As a member of Cloudera’s Partner Engineering team, I evaluate hardware and cloud computing platforms offered by commercial partners who want to certify their products for use with Cloudera software. One of my primary goals is to make sure that these platforms provide a stable and well-performing base upon which our products will run, a state of operation that a wide variety of customers performing an even wider variety of tasks can appreciate. Sharing some of our evaluation methodology might help others with their own projects.
Platform, defined
What is a platform?
According to Merriam-Webster, a platform could be a plan or design, a declaration of principles, a raised horizontal flat surface, a place or opportunity for public discussion, a vehicle used for a particular purpose, a thick layer between the inner sole and outer sole of a shoe, or the computer architecture and equipment using a particular operating system.
That’s a lot of definitions, none of which quite fit our meaning, but the last one comes close.
At the time of writing Cloudera aims to “deliver the modern platform for machine learning and analytics optimized for the cloud” which suggests our product offering itself is the platform, enabling customers to do all sorts of neat things. Within Cloudera’s Engineering team “platform” could mean the compute, storage, management, and security components that are part of CDH, upon which other components are built.

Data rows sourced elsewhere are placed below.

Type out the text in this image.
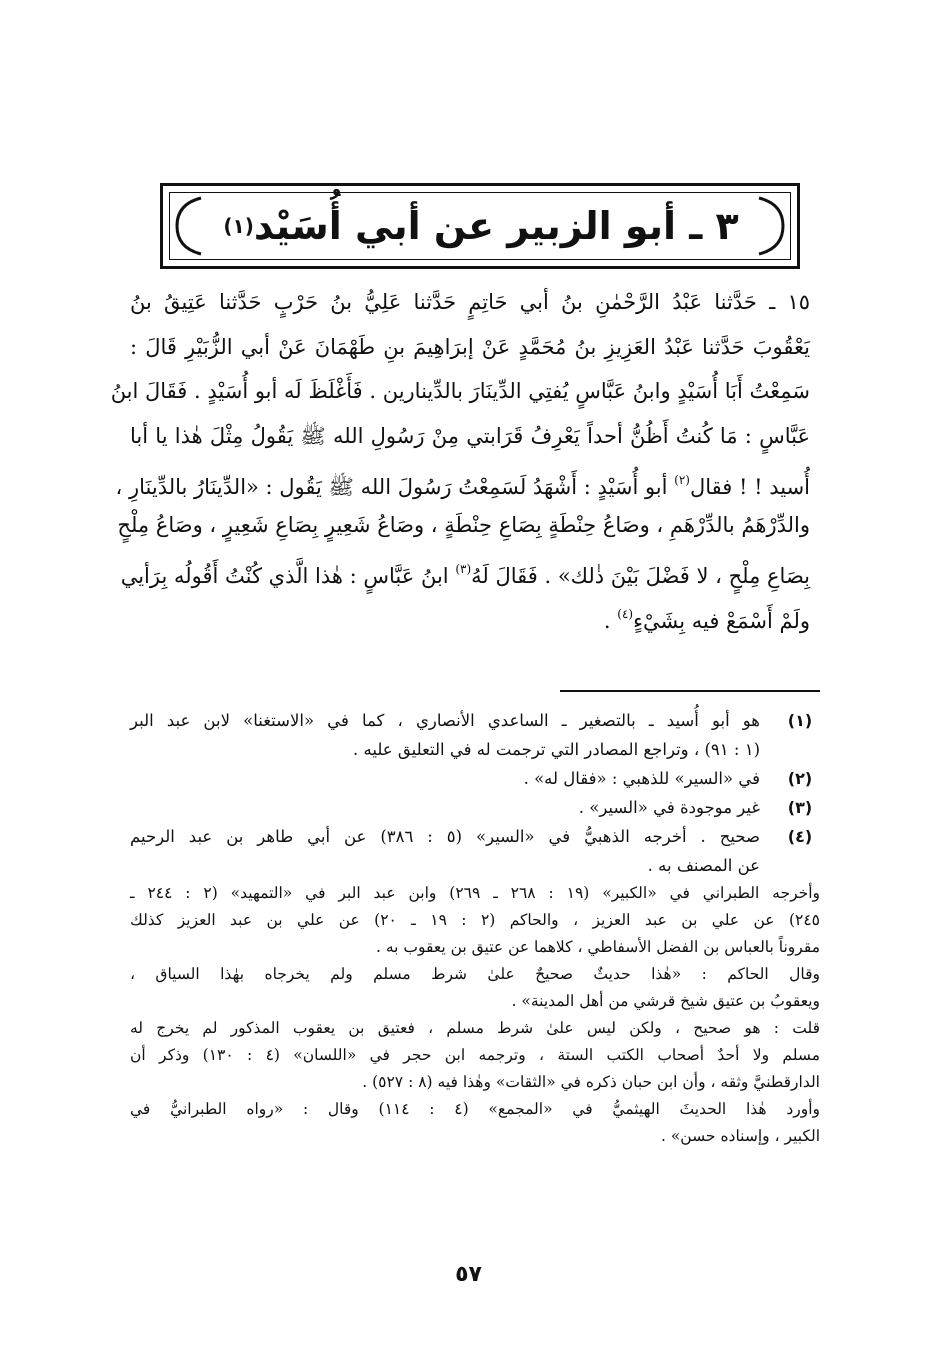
٣ ـ أبو الزبير عن أبي أُسَيْد
(١)
١٥ ـ حَدَّثنا عَبْدُ الرَّحْمٰنِ بنُ أبي حَاتِمٍ حَدَّثنا عَلِيُّ بنُ حَرْبٍ حَدَّثنا عَتِيقُ بنُ
يَعْقُوبَ حَدَّثنا عَبْدُ العَزِيزِ بنُ مُحَمَّدٍ عَنْ إبرَاهِيمَ بنِ طَهْمَانَ عَنْ أبي الزُّبَيْرِ قَالَ :
سَمِعْتُ أَبَا أُسَيْدٍ وابنُ عَبَّاسٍ يُفتِي الدِّينَارَ بالدِّينارين . فَأَغْلَظَ لَه أبو أُسَيْدٍ . فَقَالَ ابنُ
عَبَّاسٍ : مَا كُنتُ أَظُنُّ أحداً يَعْرِفُ قَرَابتي مِنْ رَسُولِ الله ﷺ يَقُولُ مِثْلَ هٰذا يا أبا
أُسيد ! ! فقال$^{(٢)}$ أبو أُسَيْدٍ : أَشْهَدُ لَسَمِعْتُ رَسُولَ الله ﷺ يَقُول : «الدِّينَارُ بالدِّينَارِ ،
والدِّرْهَمُ بالدِّرْهَمِ ، وصَاعُ حِنْطَةٍ بِصَاعِ حِنْطَةٍ ، وصَاعُ شَعِيرٍ بِصَاعِ شَعِيرٍ ، وصَاعُ مِلْحٍ
بِصَاعِ مِلْحٍ ، لا فَضْلَ بَيْنَ ذٰلك» . فَقَالَ لَهُ$^{(٣)}$ ابنُ عَبَّاسٍ : هٰذا الَّذي كُنْتُ أَقُولُه بِرَأيي
ولَمْ أَسْمَعْ فيه بِشَيْءٍ$^{(٤)}$ .
(١)
هو أبو أُسيد ـ بالتصغير ـ الساعدي الأنصاري ، كما في «الاستغنا» لابن عبد البر
(١ : ٩١) ، وتراجع المصادر التي ترجمت له في التعليق عليه .
(٢)
في «السير» للذهبي : «فقال له» .
(٣)
غير موجودة في «السير» .
(٤)
صحيح . أخرجه الذهبيُّ في «السير» (٥ : ٣٨٦) عن أبي طاهر بن عبد الرحيم
عن المصنف به .
وأخرجه الطبراني في «الكبير» (١٩ : ٢٦٨ ـ ٢٦٩) وابن عبد البر في «التمهيد» (٢ : ٢٤٤ ـ
٢٤٥) عن علي بن عبد العزيز ، والحاكم (٢ : ١٩ ـ ٢٠) عن علي بن عبد العزيز كذلك
مقروناً بالعباس بن الفضل الأسفاطي ، كلاهما عن عتيق بن يعقوب به .
وقال الحاكم : «هٰذا حديثٌ صحيحٌ علىٰ شرط مسلم ولم يخرجاه بهٰذا السياق ،
ويعقوبُ بن عتيق شيخ قرشي من أهل المدينة» .
قلت : هو صحيح ، ولكن ليس علىٰ شرط مسلم ، فعتيق بن يعقوب المذكور لم يخرج له
مسلم ولا أحدٌ أصحاب الكتب الستة ، وترجمه ابن حجر في «اللسان» (٤ : ١٣٠) وذكر أن
الدارقطنيَّ وثقه ، وأن ابن حبان ذكره في «الثقات» وهٰذا فيه (٨ : ٥٢٧) .
وأورد هٰذا الحديثَ الهيثميُّ في «المجمع» (٤ : ١١٤) وقال : «رواه الطبرانيُّ في
الكبير ، وإسناده حسن» .
٥٧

One thing is certain: platform is a loaded term used for many purposes by different groups.
In the context of this post, platform refers to a computing environment consisting of host, network, and storage resources. This environment forms the base upon which we install and run our software, CDH.
A platform is most commonly composed of
- bare metal hosts in your corporate data center provisioned by a Kickstart script
- virtual machines in your data center’s VMware or OpenStack environment
- virtual machines on cloud providers such as Amazon EC2, Google Cloud Platform, or Microsoft Azure
No matter where your environment resides physically, it will integrate with network and storage infrastructure. Network switches and routers could be physical, software-defined, or within a host hypervisor. Storage could be onboard the host itself, virtualized but directly addressable, or part of a vast network block storage service.
The assembly of all these resources results in an environment whose capabilities must be put to the test before we can recommend it to our customers. Here’s some of what I look at.
Provisioning time
For on-demand hardware provisioning, whether on-prem or on a cloud provider, we want to get a sense of how long it takes to spin up new machines so that we can set proper expectations.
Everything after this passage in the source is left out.